It was a cold December night in 1914. In West Orange, New Jersey, a fire raged. That fire began as a massive explosion, and engulfed 10 industrial buildings, over half of one man’s business enterprise and life’s work.
Gazing at the inferno that required the work of eight fire departments to contain it, the 67 year old man calmly said to his adult son, “Go get your mother. She will never see anything like this as long as she lives.” Later that night, at the scene of the blaze, he told the New York Times, “Although I am over 67 years old, I’ll start all over again tomorrow.” That next morning, after looking over the ruins, he said, “There is great value in disaster. All our mistakes are burned up. Thank God we can start anew.” And keeping with his word, Thomas Edison started again.
“All our mistakes are burned up. Thank God we can start anew.” -Thomas Edison
There is a profound truth in Edison’s words here. We can start anew. Always. Not just after disaster strikes. Every day really is a clean slate. But many of us struggle with this because we continue to hold onto the old that is no longer serving us. We pull our past into our present, and it creates so much clutter that there is no room for anything new. We are hoarders of the past. Have you ever been in the house of a hoarder? There is no room to actually live because the stuff—animals, clothes, trash, junk—is taking up all the space. When we hoard our past, we live every waking moment as a slave to what happened yesterday, last year, 20 years ago, etc. And there is only one reason we do it…it’s familiar and comfortable. It’s not serving our growth and development; it’s only serving our smallness and stuckness.

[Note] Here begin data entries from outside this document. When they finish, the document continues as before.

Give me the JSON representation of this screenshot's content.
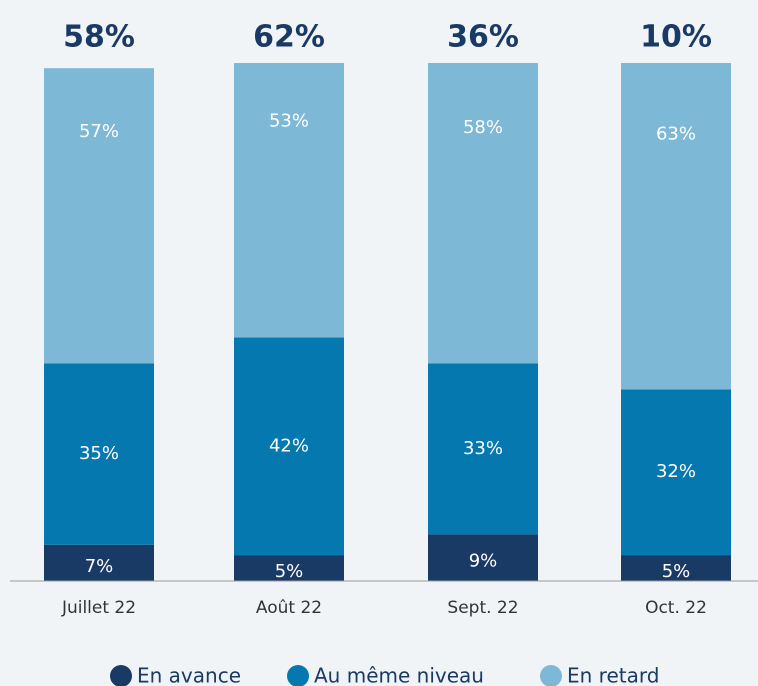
{
  "chart_data": {
    "type": "stacked-bar",
    "categories": [
      "Juillet 22",
      "Août 22",
      "Sept. 22",
      "Oct. 22"
    ],
    "annotations": [
      "58%",
      "62%",
      "36%",
      "10%"
    ],
    "ylim": [
      0,
      100
    ],
    "series": [
      {
        "name": "En avance",
        "color": "#1a3a66",
        "values": [
          7,
          5,
          9,
          5
        ],
        "value_labels": [
          "7%",
          "5%",
          "9%",
          "5%"
        ]
      },
      {
        "name": "Au même niveau",
        "color": "#0678b0",
        "values": [
          35,
          42,
          33,
          32
        ],
        "value_labels": [
          "35%",
          "42%",
          "33%",
          "32%"
        ]
      },
      {
        "name": "En retard",
        "color": "#7db8d6",
        "values": [
          57,
          53,
          58,
          63
        ],
        "value_labels": [
          "57%",
          "53%",
          "58%",
          "63%"
        ]
      }
    ]
  }
}
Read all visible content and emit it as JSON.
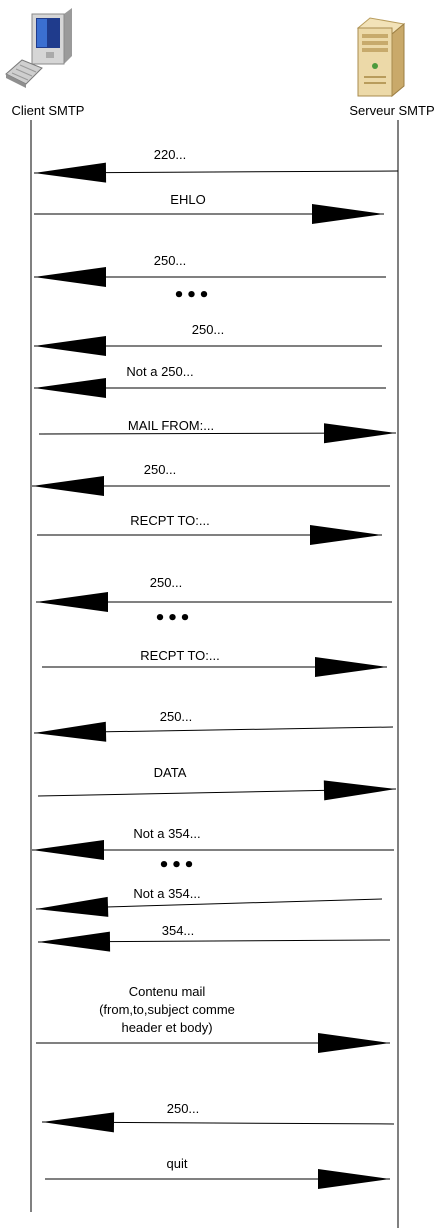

We are hoarders of the past.
I once gave a young client of mine a blank piece of paper and told her to write down what she wanted in life. Anything at all. Her past didn’t matter. She could write whatever she wanted…and it scared her. Most of us don’t realize just how much we depend on the constraints of the past to dictate what’s possible for us right now. And without those constraints, we’re terrified. But imagine the life you would have if you intentionally live outside the constraints, if you choose to let them burn.
Imagine your life free from the constraints of your past.
Give some consideration to anything from your past that is cluttering up your present—successes, sorrows, experiences, losses, injuries, accomplishments, titles. How would you show up today if those things were no longer impacting your choices? If you could create anything at all on this clean slate of today, what would it be?